En ce qui concerne l'entrée dans la vie active, une politique consistant à ne laisser aucun jeune sans solution à la sortie de sa formation initiale pourrait être menée. Cela nécessiterait d'évaluer les besoins des individus qui, six mois après leur sortie de formation initiale, seraient encore sans emploi. Selon leur besoin, un référent leur proposerait alors un emploi d'avenir, un service civique, une formation rémunérée ou une allocation d'insertion, de telle sorte que, durant cette période, personne ne soit sans revenu.

Répondre à la crise de la jeunesse nécessite d'inventer de nouveaux instruments de solidarité sociale et intergénérationnelle. La demande croissante d'autonomie des jeunes et la présence d'un certain nombre de besoins non satisfaits plaident à la fois pour une protection sociale élargie et pour un recours plus important à l'emploi non marchand comme complément à l'emploi marchand.

  1. Le taux de chômage est calculé parmi les actifs seulement, soit les personnes en emploi ou en recherche d'emploi. Comme une part importante des jeunes font des études, la part de jeunes au chômage est beaucoup plus faible : elle s'élevait à 8,6 % des 15-24 ans en fin d'année 2010.
  2. Marie-Émilie Clerc, Olivier Monso et Erwan Pouliquen, « Les inégalités entre générations depuis le baby-boom », L'Économie française, édition 2011, Insee Références.
  3. Guillaume Allègre et Guillaume Dollé, « Le logement des jeunes et des nouvelles générations, 1978-2006 », Revue de l'OFCE, n° 128, 2013.
  4. Source Insee-DGI. Personnes vivant dans un ménage dont la personne de référence n'est pas étudiante.
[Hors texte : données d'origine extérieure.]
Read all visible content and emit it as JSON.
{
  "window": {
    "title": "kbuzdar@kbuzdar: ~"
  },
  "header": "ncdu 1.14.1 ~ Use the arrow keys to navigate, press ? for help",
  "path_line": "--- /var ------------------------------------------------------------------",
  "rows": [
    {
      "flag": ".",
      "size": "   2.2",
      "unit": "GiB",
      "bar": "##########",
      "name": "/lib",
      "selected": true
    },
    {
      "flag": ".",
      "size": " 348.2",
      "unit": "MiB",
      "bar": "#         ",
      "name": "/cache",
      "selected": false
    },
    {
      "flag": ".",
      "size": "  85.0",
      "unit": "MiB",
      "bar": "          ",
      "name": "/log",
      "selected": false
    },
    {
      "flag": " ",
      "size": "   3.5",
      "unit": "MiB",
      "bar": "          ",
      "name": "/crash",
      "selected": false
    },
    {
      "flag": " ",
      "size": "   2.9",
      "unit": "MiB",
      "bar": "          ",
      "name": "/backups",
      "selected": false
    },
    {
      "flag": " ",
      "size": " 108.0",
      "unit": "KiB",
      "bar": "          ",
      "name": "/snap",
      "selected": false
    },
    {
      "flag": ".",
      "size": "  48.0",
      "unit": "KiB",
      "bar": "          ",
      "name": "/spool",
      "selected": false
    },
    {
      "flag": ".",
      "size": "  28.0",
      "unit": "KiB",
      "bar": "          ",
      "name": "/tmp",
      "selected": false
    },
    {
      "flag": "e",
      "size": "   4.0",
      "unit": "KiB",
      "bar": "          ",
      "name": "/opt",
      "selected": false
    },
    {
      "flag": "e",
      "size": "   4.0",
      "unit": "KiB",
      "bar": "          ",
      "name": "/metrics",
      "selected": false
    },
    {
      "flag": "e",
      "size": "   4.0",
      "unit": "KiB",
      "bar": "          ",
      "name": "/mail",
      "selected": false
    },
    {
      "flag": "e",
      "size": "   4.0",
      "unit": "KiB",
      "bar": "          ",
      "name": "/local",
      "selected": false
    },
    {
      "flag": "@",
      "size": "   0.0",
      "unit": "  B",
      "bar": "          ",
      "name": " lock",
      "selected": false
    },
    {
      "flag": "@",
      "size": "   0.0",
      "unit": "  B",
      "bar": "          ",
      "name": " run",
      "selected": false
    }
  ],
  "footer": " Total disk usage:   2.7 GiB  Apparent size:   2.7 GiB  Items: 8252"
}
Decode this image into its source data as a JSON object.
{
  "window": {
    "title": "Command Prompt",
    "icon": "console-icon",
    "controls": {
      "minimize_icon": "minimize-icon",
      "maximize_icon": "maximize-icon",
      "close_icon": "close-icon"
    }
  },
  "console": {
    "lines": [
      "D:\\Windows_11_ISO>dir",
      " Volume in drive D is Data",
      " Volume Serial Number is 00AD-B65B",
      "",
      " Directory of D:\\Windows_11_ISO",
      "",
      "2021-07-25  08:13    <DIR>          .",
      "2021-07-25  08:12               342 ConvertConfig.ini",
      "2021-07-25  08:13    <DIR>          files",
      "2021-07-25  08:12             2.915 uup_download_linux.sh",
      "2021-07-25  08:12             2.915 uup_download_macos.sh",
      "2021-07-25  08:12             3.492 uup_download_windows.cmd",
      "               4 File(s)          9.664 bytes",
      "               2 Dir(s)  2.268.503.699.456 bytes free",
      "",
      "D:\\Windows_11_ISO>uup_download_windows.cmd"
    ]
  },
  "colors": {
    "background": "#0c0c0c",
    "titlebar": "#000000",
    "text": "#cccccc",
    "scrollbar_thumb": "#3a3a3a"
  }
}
  5. Laurent Fauvet, 2009 : « Le poids du logement dans le budget des ménages : une approche générationnelle », in «Compte du logement », Commissariat général au développement durable, 2009.
  6. « 2007-2010. Premiers pas dans la vie active. Le diplôme : un atout gagnant pour les jeunes face à la crise », Enquête Génération 2007, Cereq, 2011.
  7. L'état de l'école 2012, ministère de l'Éducation nationale, 2012.
  8. Pierre Bourdieu et Jean-Claude Passeron, Les héritiers. Les étudiants et la culture, Minuit, 1964.